Evasão escolar e a realidade brasileira

Enviada em 03/11/2021

Segundo Pitágoras, notório filósofo da Grécia Antiga, é necessário educar as crianças para que não seja preciso punir os adultos futuramente. Não obstante da máxima do pensador, hodiernamente, no Brasil, a taxa de evasão escolar é uma característica marcante. Tal infelicidade é resultado não só da crítica situação econômica do país, como também da falta de infraestrutura histórica do sistema de ensino brasileiro.

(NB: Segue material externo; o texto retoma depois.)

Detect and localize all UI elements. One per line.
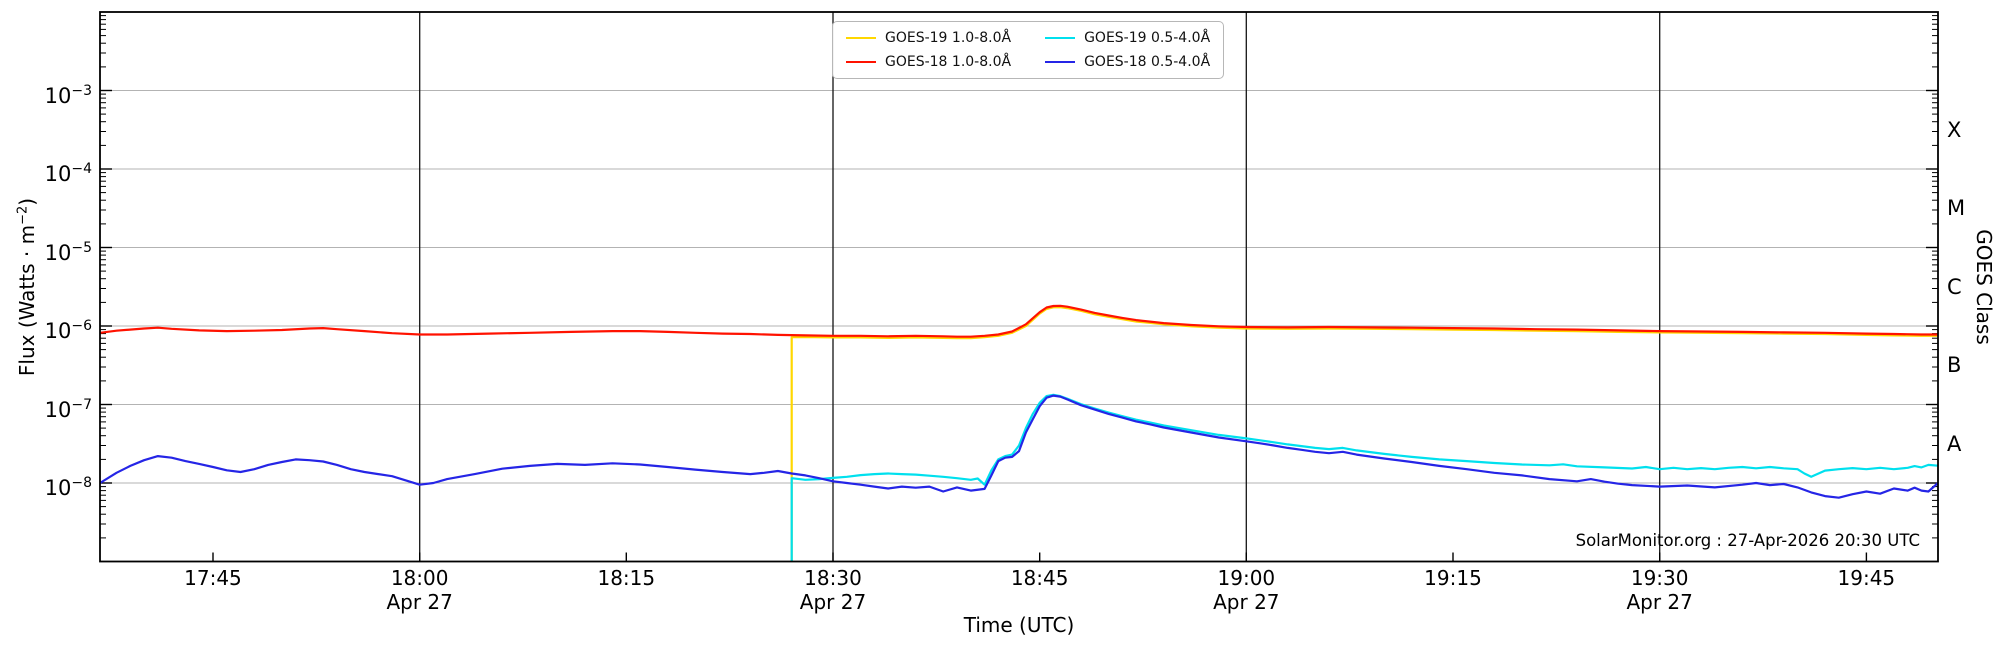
series-goes18-long-line	[100, 304, 1938, 338]
legend-label-goes19-long: GOES-19 1.0-8.0Å	[885, 30, 1012, 46]
y-axis-label-exponent: −2	[15, 205, 31, 225]
legend-item-goes18-short: GOES-18 0.5-4.0Å	[1045, 54, 1210, 70]
y-axis-label-text: Flux (Watts · m	[15, 224, 39, 377]
x-tick-label-1745: 17:45	[184, 566, 242, 590]
x-tick-label-1945: 19:45	[1837, 566, 1896, 590]
x-tick-date-label: Apr 27	[1213, 590, 1280, 614]
x-tick-label-1800: 18:00	[390, 566, 449, 590]
goes-class-label-M: M	[1947, 196, 1966, 221]
goes-class-label-A: A	[1947, 431, 1962, 456]
legend-item-goes19-short: GOES-19 0.5-4.0Å	[1045, 30, 1210, 46]
series-goes19-long-line	[790, 306, 1938, 562]
legend-label-goes18-short: GOES-18 0.5-4.0Å	[1084, 54, 1211, 70]
x-tick-label-1930: 19:30	[1630, 566, 1689, 590]
watermark-text: SolarMonitor.org : 27-Apr-2026 20:30 UTC	[1575, 531, 1920, 550]
legend-swatch-goes19-long	[846, 37, 876, 39]
goes-class-label-C: C	[1947, 274, 1962, 299]
y-tick-label-1e-8: 10−8	[44, 475, 92, 500]
series-goes19-short-line	[790, 393, 1938, 562]
y-tick-label-1e-7: 10−7	[44, 396, 92, 422]
x-tick-label-1815: 18:15	[597, 566, 656, 590]
y-tick-label-1e-4: 10−4	[44, 161, 92, 186]
goes-class-label-B: B	[1947, 353, 1962, 378]
x-tick-date-label: Apr 27	[1626, 590, 1693, 614]
plot-border	[99, 11, 1939, 563]
x-tick-label-1845: 18:45	[1010, 566, 1069, 590]
right-axis-label: GOES Class	[1972, 229, 1996, 345]
legend-swatch-goes19-short	[1045, 37, 1076, 39]
legend-item-goes19-long: GOES-19 1.0-8.0Å	[846, 30, 1011, 46]
legend-item-goes18-long: GOES-18 1.0-8.0Å	[846, 54, 1011, 70]
x-tick-date-label: Apr 27	[799, 590, 867, 614]
x-axis-label: Time (UTC)	[963, 613, 1075, 637]
y-tick-label-1e-6: 10−6	[44, 318, 92, 343]
y-tick-label-1e-3: 10−3	[44, 82, 92, 108]
x-tick-label-1915: 19:15	[1424, 566, 1482, 590]
y-axis-label: Flux (Watts · m−2)	[15, 198, 39, 376]
legend: GOES-19 1.0-8.0Å GOES-18 1.0-8.0Å GOES-19 …	[832, 21, 1225, 79]
y-tick-label-1e-5: 10−5	[44, 239, 92, 265]
y-axis-label-suffix: )	[15, 197, 39, 206]
x-tick-label-1830: 18:30	[804, 566, 862, 590]
x-tick-date-label: Apr 27	[386, 590, 453, 614]
series-goes18-short-line	[100, 394, 1938, 499]
legend-label-goes19-short: GOES-19 0.5-4.0Å	[1084, 30, 1211, 46]
legend-swatch-goes18-short	[1045, 61, 1076, 63]
goes-class-label-X: X	[1947, 117, 1962, 142]
legend-swatch-goes18-long	[846, 61, 876, 63]
legend-label-goes18-long: GOES-18 1.0-8.0Å	[885, 54, 1012, 70]
x-tick-label-1900: 19:00	[1217, 566, 1276, 590]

Nessa perspectiva, é imperativo destacar como a fragilidade de um sistema financeiro pode afetar, fortemente, a taxa de abandono escolar. De acordo com Karl Marx, famoso sociólogo alemão, todo o setor supraestrutural da sociedade, ou seja, suas diferentes vertentes, como a educação e a infraestrutura, dependem da base econômica da comunidade. Dessa forma, em consonância com os ideais do intelectual europeu, a partir que um país apresenta problemas em sua economia, todos os outros ramos sociais são severamente prejudicados. A par disso, denota-se a importância de uma economia forte para que ocorra a diminuição da evasão escolar, visto que esta influencia de forma inquestionável a estabilidade da educação nacional.

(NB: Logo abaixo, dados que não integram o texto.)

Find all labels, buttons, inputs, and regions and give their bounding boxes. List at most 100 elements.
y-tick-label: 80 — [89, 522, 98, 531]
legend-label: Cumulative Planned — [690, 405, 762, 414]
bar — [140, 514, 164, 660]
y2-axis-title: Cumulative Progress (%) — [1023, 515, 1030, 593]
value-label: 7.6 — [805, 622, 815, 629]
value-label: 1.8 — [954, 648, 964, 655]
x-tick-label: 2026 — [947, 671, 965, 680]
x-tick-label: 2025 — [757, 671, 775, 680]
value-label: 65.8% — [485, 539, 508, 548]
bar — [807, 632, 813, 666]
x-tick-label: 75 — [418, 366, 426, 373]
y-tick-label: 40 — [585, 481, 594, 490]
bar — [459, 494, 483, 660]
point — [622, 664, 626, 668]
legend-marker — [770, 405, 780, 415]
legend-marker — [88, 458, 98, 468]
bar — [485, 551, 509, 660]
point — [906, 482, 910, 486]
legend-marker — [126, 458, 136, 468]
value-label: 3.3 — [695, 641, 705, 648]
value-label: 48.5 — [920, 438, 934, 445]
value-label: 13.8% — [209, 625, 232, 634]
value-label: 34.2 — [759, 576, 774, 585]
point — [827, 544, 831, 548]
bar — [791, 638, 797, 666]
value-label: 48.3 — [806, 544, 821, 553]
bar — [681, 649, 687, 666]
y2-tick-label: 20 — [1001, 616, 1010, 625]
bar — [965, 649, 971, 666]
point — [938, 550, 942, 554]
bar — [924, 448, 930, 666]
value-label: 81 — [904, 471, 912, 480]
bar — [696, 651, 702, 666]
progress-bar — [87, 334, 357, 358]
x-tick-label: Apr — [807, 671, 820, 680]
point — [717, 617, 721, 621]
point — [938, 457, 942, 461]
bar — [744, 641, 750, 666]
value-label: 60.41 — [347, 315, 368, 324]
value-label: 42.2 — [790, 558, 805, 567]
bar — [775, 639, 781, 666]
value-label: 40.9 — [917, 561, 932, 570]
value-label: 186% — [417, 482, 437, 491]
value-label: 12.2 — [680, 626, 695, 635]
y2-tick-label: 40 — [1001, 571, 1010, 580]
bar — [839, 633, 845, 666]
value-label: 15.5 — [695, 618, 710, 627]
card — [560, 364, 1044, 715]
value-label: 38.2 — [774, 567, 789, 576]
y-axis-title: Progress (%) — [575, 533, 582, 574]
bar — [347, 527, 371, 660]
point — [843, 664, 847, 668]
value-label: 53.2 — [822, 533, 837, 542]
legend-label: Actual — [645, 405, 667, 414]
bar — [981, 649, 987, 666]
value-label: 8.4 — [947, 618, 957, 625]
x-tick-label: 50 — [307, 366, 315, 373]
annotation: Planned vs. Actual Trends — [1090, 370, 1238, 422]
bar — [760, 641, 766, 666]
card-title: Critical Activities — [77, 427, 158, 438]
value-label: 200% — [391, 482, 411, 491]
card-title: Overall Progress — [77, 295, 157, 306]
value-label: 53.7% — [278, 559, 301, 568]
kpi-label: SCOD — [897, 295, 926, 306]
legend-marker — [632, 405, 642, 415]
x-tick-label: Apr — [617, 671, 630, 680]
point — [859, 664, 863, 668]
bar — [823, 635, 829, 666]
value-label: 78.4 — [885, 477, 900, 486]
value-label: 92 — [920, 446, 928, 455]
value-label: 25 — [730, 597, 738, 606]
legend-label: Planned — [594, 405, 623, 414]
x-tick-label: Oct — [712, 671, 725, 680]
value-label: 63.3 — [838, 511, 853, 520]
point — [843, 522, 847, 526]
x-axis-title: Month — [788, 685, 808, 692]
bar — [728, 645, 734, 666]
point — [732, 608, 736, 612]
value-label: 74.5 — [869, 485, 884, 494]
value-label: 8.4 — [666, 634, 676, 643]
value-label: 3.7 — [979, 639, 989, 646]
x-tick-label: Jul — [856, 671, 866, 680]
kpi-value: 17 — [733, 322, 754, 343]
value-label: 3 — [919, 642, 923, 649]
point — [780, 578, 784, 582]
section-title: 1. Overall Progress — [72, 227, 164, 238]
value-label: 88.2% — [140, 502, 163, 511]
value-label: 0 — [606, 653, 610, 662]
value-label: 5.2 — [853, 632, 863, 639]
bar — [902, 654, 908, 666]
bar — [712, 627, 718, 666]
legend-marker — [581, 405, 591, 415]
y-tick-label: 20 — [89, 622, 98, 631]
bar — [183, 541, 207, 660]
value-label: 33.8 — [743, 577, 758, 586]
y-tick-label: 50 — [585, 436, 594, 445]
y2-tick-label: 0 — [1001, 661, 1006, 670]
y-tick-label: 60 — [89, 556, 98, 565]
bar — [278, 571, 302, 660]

Outrossim, é oportuno comentar como o histórico educacional brasileiro é imprescindível na alarmante situação atual do país. Como exemplo, cabe citar Boris Fausto, prestigiado historiador brasileiro, o qual afirma que o panorama nacional apresenta raízes em tempos longínquos, fundados em uma sociedade patriarcal e escravista que limitava o acesso ao conhecimento e às informações apenas aos homens que constituiam as elites agrárias, comerciais e industriais. Dessa feita, nota-se como a debilidade do sistema educativo e, consequentemente, o aumento no número de alunos que abandonam as escolas é um fato estimulado, em conformidade com o argumento de Boris Fausto, por fatores sociopolíticos históricos.

Portanto, em vista dos fatos supracitados, é essencial que o Estado tome providências para amenizar esta problemática. Logo, urge que o governo, por meio de investimentos no setor de ensino técnico, amplie o número de instituições educativas especializadas, especialmente aquelas ligadas ao desenvolvimento de setores basilares na economia nacional, a fim de que a evolução educacional e econômica brasileira estejam ligadas e, por conseguinte, a taxa de evasão escalar por problemas financeiros diminua. Ademais, é função do Ministério da Educação e Cultura (MEC), por intermédio de auxílios econômicos aos estudantes de baixa renda, incentivar a permanência dos jovens nas escolas e universidades, em específico aqueles de 8 a 21 anos, com o intuito de que o contexto histórico brasileiro de negligência à educação seja revertido e ditos como os de Pitágoras sejam respeitados.